Agents Frame is a four-stage pipeline. Every entry point (REST, MCP, CLI) funnels into the same engine, so behavior is identical regardless of how you call in.
intent ──► detectLang ──► embed ──► recall ──► rerank ──► selected
                (en/zh)   (Gemini)  (pgvector  (ELO-       framework
                          1536d)    cosine)    weighted)   + promptMd

1. Language detection

The router auto-detects whether your intent is English or Chinese (the two languages currently supported). You can override with the lang field. Every framework has a parallel bilingual prompt, so switching language switches the whole experience — not just the surface text.

2. Embedding

Intents are embedded with Google’s gemini-embedding-001 model at 1536 dimensions.
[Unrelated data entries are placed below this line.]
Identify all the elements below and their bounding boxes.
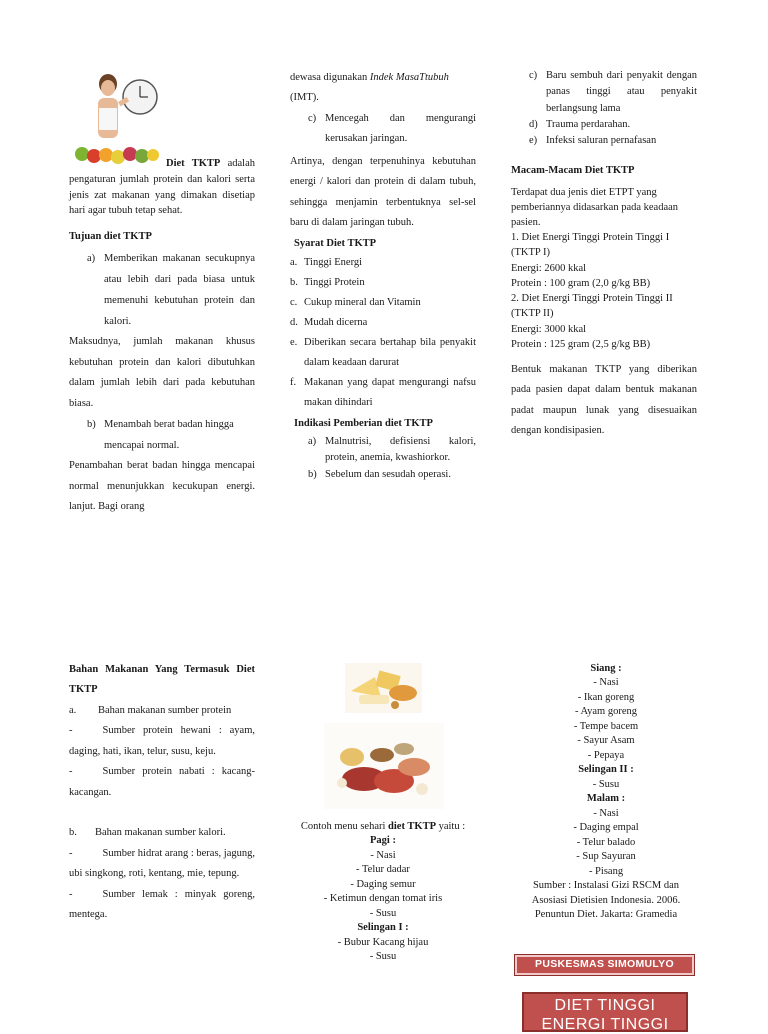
bahan-a-text: Bahan makanan sumber protein xyxy=(98,704,232,716)
item-c-text: Mencegah dan mengurangi kerusakan jaringan. xyxy=(325,112,476,145)
bahan-a1-text: Sumber protein hewani : ayam, daging, hati, ikan, telur, susu, keju. xyxy=(69,725,255,757)
menu-item: - Pepaya xyxy=(587,749,625,761)
list-marker: a. xyxy=(69,704,77,716)
bahan-b2 xyxy=(69,885,255,926)
list-item xyxy=(290,467,476,484)
bahan-b2-text: Sumber lemak : minyak goreng, mentega. xyxy=(69,888,255,921)
cover-title: DIET TINGGI ENERGI TINGGI xyxy=(522,992,688,1032)
list-item-text: Diberikan secara bertahap bila penyakit dalam keadaan darurat xyxy=(304,336,476,368)
imt-italic: Indek MasaTtubuh xyxy=(369,72,449,83)
list-marker: a) xyxy=(308,435,317,447)
macam-line: Energi: 2600 kkal xyxy=(511,262,587,274)
menu-item: - Ayam goreng xyxy=(574,706,638,718)
menu-item: - Susu xyxy=(592,778,620,790)
bahan-a1 xyxy=(69,721,255,762)
list-item xyxy=(511,68,697,117)
list-marker: c) xyxy=(308,112,317,124)
menu-item: - Telur dadar xyxy=(356,864,410,876)
siang-title: Siang : xyxy=(590,663,622,674)
siang-list xyxy=(510,676,702,763)
menu-item: - Daging semur xyxy=(350,878,416,890)
macam-line: Protein : 125 gram (2,5 g/kg BB) xyxy=(511,338,651,350)
list-item-text: Tinggi Energi xyxy=(304,256,363,268)
dash: - xyxy=(69,725,73,737)
tujuan-a-text: Memberikan makanan secukupnya atau lebih dari pada biasa untuk memenuhi kebutuhan protein dan kalori. xyxy=(104,253,255,328)
dash: - xyxy=(69,888,73,900)
list-marker: c) xyxy=(529,70,538,81)
list-marker: a. xyxy=(290,256,298,268)
imt-suffix: (IMT). xyxy=(290,92,319,104)
menu-item: - Pisang xyxy=(588,865,624,877)
menu-item: - Ikan goreng xyxy=(577,691,635,703)
bahan-a xyxy=(69,701,255,721)
menu-item: - Bubur Kacang hijau xyxy=(337,936,429,948)
list-marker: e. xyxy=(290,336,298,348)
indikasi-list xyxy=(290,434,476,484)
list-item xyxy=(290,313,476,333)
artinya-paragraph: Artinya, dengan terpenuhinya kebutuhan energi / kalori dan protein di dalam tubuh, sehingga menjamin terbentuknya sel-sel baru di dalam jaringan tubuh. xyxy=(290,155,476,229)
bahan-title: Bahan Makanan Yang Termasuk Diet TKTP xyxy=(69,664,255,696)
macam-title: Macam-Macam Diet TKTP xyxy=(511,165,635,177)
tujuan-item-a xyxy=(69,248,255,332)
list-marker: c. xyxy=(290,296,298,308)
macam-line: 1. Diet Energi Tinggi Protein Tinggi I (TKTP I) xyxy=(511,232,670,259)
list-marker: e) xyxy=(529,135,538,147)
puskesmas-badge: PUSKESMAS SIMOMULYO xyxy=(515,955,694,975)
indikasi-title: Indikasi Pemberian diet TKTP xyxy=(294,418,433,430)
menu-item: - Sup Sayuran xyxy=(576,851,636,863)
maksudnya-paragraph: Maksudnya, jumlah makanan khusus kebutuhan protein dan kalori dibutuhkan dalam jumlah lebih dari pada kebutuhan biasa. xyxy=(69,336,255,409)
item-c xyxy=(290,109,476,150)
list-marker: b. xyxy=(69,827,77,839)
contoh-bold: diet TKTP xyxy=(388,821,436,832)
penambahan-paragraph: Penambahan berat badan hingga mencapai normal menunjukkan kecukupan energi. lanjut. Bagi orang xyxy=(69,460,255,513)
selingan1-title: Selingan I : xyxy=(357,922,409,934)
macam-line: Protein : 100 gram (2,0 g/kg BB) xyxy=(511,277,651,289)
tujuan-item-b xyxy=(69,414,255,456)
intro-text: adalah pengaturan jumlah protein dan kalori serta jenis zat makanan yang dimakan disetiap hari agar tubuh tetap sehat. xyxy=(69,158,255,217)
list-item xyxy=(511,117,697,133)
list-item-text: Sebelum dan sesudah operasi. xyxy=(325,469,451,481)
column-2 xyxy=(290,68,476,484)
bahan-b xyxy=(69,823,255,843)
menu-item: - Daging empal xyxy=(573,822,639,834)
col3-list xyxy=(511,68,697,149)
list-marker: b) xyxy=(87,419,96,431)
tujuan-title: Tujuan diet TKTP xyxy=(69,231,152,242)
menu-item: - Nasi xyxy=(370,849,396,861)
bahan-a2 xyxy=(69,762,255,803)
malam-title: Malam : xyxy=(586,793,626,805)
list-item xyxy=(511,133,697,149)
tujuan-b-text: Menambah berat badan hingga mencapai normal. xyxy=(104,419,234,452)
list-item xyxy=(290,273,476,293)
list-item xyxy=(290,434,476,468)
list-item xyxy=(290,293,476,313)
syarat-title: Syarat Diet TKTP xyxy=(294,237,377,249)
menu-item: - Nasi xyxy=(593,677,619,689)
list-item-text: Baru sembuh dari penyakit dengan panas tinggi atau penyakit berlangsung lama xyxy=(546,70,697,114)
pagi-title: Pagi : xyxy=(370,835,396,847)
list-item-text: Tinggi Protein xyxy=(304,276,365,288)
list-marker: d. xyxy=(290,316,298,328)
menu-item: - Tempe bacem xyxy=(573,720,639,732)
malam-list xyxy=(510,807,702,879)
list-item-text: Trauma perdarahan. xyxy=(546,118,631,130)
bentuk-paragraph: Bentuk makanan TKTP yang diberikan pada pasien dapat dalam bentuk makanan padat maupun lunak yang disesuaikan dengan kondisipasien. xyxy=(511,363,697,437)
list-item xyxy=(290,333,476,373)
macam-line: Energi: 3000 kkal xyxy=(511,323,587,335)
contoh-line xyxy=(287,820,479,834)
column-5 xyxy=(287,820,479,965)
list-marker: b. xyxy=(290,276,298,288)
sumber-text: Sumber : Instalasi Gizi RSCM dan Asosiasi Dietisien Indonesia. 2006. Penuntun Diet. Jakarta: Gramedia xyxy=(531,880,681,921)
list-item xyxy=(290,253,476,273)
column-6 xyxy=(510,662,702,923)
list-marker: a) xyxy=(87,253,96,265)
meat-food-image xyxy=(324,723,444,809)
list-item-text: Makanan yang dapat mengurangi nafsu makan dihindari xyxy=(304,376,476,408)
contoh-suffix: yaitu : xyxy=(435,821,466,832)
list-item-text: Infeksi saluran pernafasan xyxy=(546,135,657,147)
list-item-text: Malnutrisi, defisiensi kalori, protein, anemia, kwashiorkor. xyxy=(325,435,476,464)
imt-paragraph xyxy=(290,68,476,109)
menu-item: - Telur balado xyxy=(576,836,636,848)
dash: - xyxy=(69,766,73,778)
intro-paragraph xyxy=(69,156,255,219)
list-item xyxy=(290,373,476,413)
selingan2-list xyxy=(510,778,702,792)
contoh-prefix: Contoh menu sehari xyxy=(300,821,389,832)
menu-item: - Susu xyxy=(369,951,397,963)
list-marker: d) xyxy=(529,118,538,130)
bahan-b1-text: Sumber hidrat arang : beras, jagung, ubi singkong, roti, kentang, mie, tepung. xyxy=(69,847,255,880)
list-marker: b) xyxy=(308,469,317,481)
column-4 xyxy=(69,660,255,926)
syarat-list xyxy=(290,253,476,413)
macam-lines xyxy=(511,185,697,352)
selingan2-title: Selingan II : xyxy=(578,764,634,776)
list-item-text: Cukup mineral dan Vitamin xyxy=(304,296,421,308)
bahan-b-text: Bahan makanan sumber kalori. xyxy=(95,827,226,839)
column-3 xyxy=(511,68,697,442)
woman-with-clock-image xyxy=(70,70,162,170)
list-item-text: Mudah dicerna xyxy=(304,316,368,328)
menu-item: - Ketimun dengan tomat iris xyxy=(323,893,443,905)
pagi-list xyxy=(287,849,479,921)
cheese-bread-image xyxy=(345,663,422,713)
macam-line: 2. Diet Energi Tinggi Protein Tinggi II (TKTP II) xyxy=(511,293,673,320)
bahan-b1 xyxy=(69,844,255,885)
menu-item: - Susu xyxy=(369,907,397,919)
column-1 xyxy=(69,156,255,518)
bahan-a2-text: Sumber protein nabati : kacang-kacangan. xyxy=(69,766,255,798)
intro-bold: Diet TKTP xyxy=(166,158,221,169)
menu-item: - Sayur Asam xyxy=(577,735,635,747)
list-marker: f. xyxy=(290,376,297,388)
macam-line: Terdapat dua jenis diet ETPT yang pemberiannya didasarkan pada keadaan pasien. xyxy=(511,186,679,228)
selingan1-list xyxy=(287,936,479,965)
dash: - xyxy=(69,847,73,859)
menu-item: - Nasi xyxy=(593,807,619,819)
imt-prefix: dewasa digunakan xyxy=(290,72,370,83)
Embeddings live close to the database (Vertex AI in the same region as Neon Postgres us-east-1) to keep round-trip latency in the low hundreds of milliseconds.

3. Recall

The embedded intent is matched against FrameworkEmbedding rows in Postgres using pgvector cosine similarity. We return the top recallK frameworks (default 16) — wide enough to leave room for the re-ranker, narrow enough to stay cheap.
pgvector is the only vector store in the loop. There’s no separate ANN service, no embedding cache layer, no third-party retrieval hop. Fewer moving parts, fewer places to debug.

4. Rerank

Each candidate carries an ELO score updated from real user feedback (UserFeedback table). The final score blends cosine similarity with the framework’s win-rate, so frameworks that actually help float to the top over time. The top-1 candidate becomes selected; the rest are returned as candidates so you can inspect alternatives or build your own selection UI.

Output shape

type RouteResult = {
  selected: {
    slug: string;
    frameworkVersionId: string;  // pin this for reproducibility
    promptMd: string;            // the actual prompt to use
  };
  candidates: Array<{ slug: string; score: number }>;
  detectedLang: 'en' | 'zh';
  latencyMs: number;
};

Stateless by design

The router holds no conversation state. Each /v1/think call is a pure function of (intent, lang, topK, recallK, category, excludeSlugs) plus the framework library version. Your agent keeps its own memory; Agents Frame just answers a single question — which framework? — and answers it the same way every time.

What’s next

The same pipeline will scale from 5 frameworks to 30 without any contract change. Future versions will add categories (decision, debugging, planning, communication), cross-lingual recall, and optional RAG-style enrichment from your private framework set.